Avista wins healthcare bet with close of Fund V at $1.2bn hard-cap

Avista Capital Partners IV was generating a 1.5x net investment multiple and 41% net internal rate of return as of Sept. 2020, sources told Buyouts.

Avista Capital Partners, a spinout of DLJ Merchant Banking, raised $1.2 billion for a fifth flagship offering, validating the firm’s 2015 decision to focus exclusively on mid-market healthcare.

Avista Capital Partners V, launched in mid-2019, closed late last month at its hard cap, 55 percent above a $775 million target, managing partners and co-CEOs Thompson Dean and David Burgstahler told Buyouts.

The fund exceeded its 2016-vintage predecessor by roughly the same percentage, making it the largest yet raised by the New York private equity firm.

Fund V benefited from “substantial excess demand” from limited partners, Dean said. Existing LPs re-upped with “slightly higher commitments,” he said, while Avista expanded its investor base with new LPs from across North America, Europe, Asia and the Middle East.

In all, about two dozen LPs committed capital, among them Fresno County Employees’ Retirement Association and Hamilton Lane. UBS Securities was the fund’s placement agent.

In January, Avista announced the sale of a minority interest to Capital Constellation, an institutional joint venture advised by Wafra Group. The investment represents an “important strategic move,” Dean said, to help expand the firm’s relationships but did not directly impact Fund V. “We already had great fundraising momentum prior to Constellation.”

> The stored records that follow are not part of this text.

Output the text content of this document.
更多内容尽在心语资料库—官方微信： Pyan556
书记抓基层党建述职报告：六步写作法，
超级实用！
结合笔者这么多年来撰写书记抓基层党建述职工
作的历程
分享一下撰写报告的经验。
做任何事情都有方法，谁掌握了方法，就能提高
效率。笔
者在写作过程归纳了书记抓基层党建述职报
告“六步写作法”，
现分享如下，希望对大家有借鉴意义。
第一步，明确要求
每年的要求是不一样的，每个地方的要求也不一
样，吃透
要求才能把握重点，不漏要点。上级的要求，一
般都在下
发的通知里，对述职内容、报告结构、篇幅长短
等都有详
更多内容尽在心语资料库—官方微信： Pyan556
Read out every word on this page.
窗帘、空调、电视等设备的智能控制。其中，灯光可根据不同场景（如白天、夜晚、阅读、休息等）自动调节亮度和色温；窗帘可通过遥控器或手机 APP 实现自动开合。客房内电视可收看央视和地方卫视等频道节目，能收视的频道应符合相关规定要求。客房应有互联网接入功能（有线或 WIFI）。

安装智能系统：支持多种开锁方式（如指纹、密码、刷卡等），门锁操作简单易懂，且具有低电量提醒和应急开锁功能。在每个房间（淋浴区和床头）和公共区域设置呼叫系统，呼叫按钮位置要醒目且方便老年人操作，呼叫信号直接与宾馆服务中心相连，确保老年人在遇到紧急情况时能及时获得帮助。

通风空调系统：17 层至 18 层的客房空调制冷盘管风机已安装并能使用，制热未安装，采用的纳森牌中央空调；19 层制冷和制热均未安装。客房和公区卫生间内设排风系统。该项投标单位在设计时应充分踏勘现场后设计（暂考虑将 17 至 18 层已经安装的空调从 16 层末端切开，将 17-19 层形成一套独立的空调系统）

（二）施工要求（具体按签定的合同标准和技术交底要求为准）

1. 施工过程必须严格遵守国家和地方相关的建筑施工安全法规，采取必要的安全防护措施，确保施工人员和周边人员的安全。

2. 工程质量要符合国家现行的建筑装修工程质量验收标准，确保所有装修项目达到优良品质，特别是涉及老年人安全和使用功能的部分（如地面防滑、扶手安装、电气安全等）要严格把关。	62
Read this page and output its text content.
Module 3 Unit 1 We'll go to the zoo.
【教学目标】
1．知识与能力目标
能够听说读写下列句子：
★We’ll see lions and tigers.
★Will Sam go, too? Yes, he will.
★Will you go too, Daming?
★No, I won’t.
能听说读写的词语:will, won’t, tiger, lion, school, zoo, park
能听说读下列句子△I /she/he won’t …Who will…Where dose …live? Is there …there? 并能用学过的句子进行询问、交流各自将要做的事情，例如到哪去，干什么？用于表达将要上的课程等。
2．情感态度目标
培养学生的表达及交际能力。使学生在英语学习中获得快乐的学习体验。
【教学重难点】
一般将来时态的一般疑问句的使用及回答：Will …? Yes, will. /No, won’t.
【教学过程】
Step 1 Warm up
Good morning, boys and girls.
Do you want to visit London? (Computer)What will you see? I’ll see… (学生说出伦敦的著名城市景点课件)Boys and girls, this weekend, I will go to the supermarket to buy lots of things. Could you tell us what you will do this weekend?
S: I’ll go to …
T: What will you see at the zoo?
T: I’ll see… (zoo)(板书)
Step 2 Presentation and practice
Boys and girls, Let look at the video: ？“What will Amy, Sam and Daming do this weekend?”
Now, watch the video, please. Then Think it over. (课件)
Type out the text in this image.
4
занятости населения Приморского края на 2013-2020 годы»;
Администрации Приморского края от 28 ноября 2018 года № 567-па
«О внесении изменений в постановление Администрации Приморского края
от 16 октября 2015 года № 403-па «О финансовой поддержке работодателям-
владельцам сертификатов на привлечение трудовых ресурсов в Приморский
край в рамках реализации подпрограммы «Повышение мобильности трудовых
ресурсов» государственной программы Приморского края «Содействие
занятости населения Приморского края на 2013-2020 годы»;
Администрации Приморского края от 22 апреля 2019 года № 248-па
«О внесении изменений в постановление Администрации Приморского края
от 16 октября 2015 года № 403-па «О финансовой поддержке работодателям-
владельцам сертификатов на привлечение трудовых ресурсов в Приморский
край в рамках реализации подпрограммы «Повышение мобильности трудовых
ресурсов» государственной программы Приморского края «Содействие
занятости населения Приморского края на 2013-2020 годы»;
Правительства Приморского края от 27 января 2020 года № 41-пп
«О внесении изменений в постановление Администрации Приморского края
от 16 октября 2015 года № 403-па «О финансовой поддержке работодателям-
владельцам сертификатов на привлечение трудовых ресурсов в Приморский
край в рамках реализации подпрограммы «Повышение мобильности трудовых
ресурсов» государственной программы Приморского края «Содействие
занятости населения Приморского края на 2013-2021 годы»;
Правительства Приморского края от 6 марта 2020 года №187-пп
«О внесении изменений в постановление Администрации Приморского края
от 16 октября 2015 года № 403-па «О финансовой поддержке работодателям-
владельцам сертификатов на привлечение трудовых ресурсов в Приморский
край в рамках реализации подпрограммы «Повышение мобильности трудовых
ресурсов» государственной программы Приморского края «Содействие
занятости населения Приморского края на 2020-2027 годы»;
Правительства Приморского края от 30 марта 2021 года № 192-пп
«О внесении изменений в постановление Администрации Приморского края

Fund V’s close comes six years after Avista introduced a key shift in strategy. The firm emerged in 2005 from DLJ with a broad sector specialization that included communications, energy and healthcare. After reviewing “where our strengths were and where our performance had been,” Dean said, the decision was taken to solely focus Avista Capital Partners IV on healthcare.

Avista’s changeover was not difficult to manage. Dean and Burgstahler are both longstanding healthcare investors, with Burgstahler formerly leading DLJ’s healthcare team. Since the mid-1990s, they have overseen more than $6 billion of equity invested in over 35 healthcare businesses – experience that creates an ability to “see value where others don’t,” Dean said.

This is perhaps indicated in Fund IV’s track record. The vehicle was generating a 1.5x net investment multiple and 41 percent net internal rate of return as of September 2020, sources told Buyouts. Dean and Burgstahler declined to comment.

Fund V will maintain Avista’s strategy, making mostly control-stake investments in North American and European mid-market companies in pharmaceuticals, medical devices, outsourced pharmaceutical services, distribution and consumer-driven healthcare sectors. It will generally do deals valued at $400 million to $800 million, investing an average of $125 million or higher with the help of co-investors.

In a competitive deal environment, Avista differentiates itself by emphasizing “the product innovation and technology side of healthcare,” Burgstahler said.

One target area is outsourcing, such as contract manufacturing, contract development or contract research. Another is direct-to-consumer healthcare models or what Burgstahler calls “self-directed medical care.” Both were accelerated by covid-19, he said, and reflect Avista’s interest in opportunities that “deliver more efficient and better healthcare outcomes.”

In a space that sees thousands of transactions every year, Avista “sifts through deal flow,” Burgstahler said, to find healthcare businesses with “growth potential that is unrealized.” The goal is to put these companies on an expansion path, often through new product development, M&A and globalization.

Fund V, expected to make about 10 investments, has so far deployed 40 percent of its capital to four platform deals. The first, done two years ago, was GCM, an outsourced maker of high-precision components for the med-tech sector. The fund’s most recent investment, Solmetex, a supplier of dental products for water treatment and waste management, was acquired in January.

Dean and Burgstahler manage a team of some 25 investment and operations professionals, as well as six healthcare operating executives. Senior team members include partner Robert Girardi, who joined Avista in 2010 from Quadrangle Group, and partner Sriram Venkataraman, who joined in 2007 from Credit Suisse.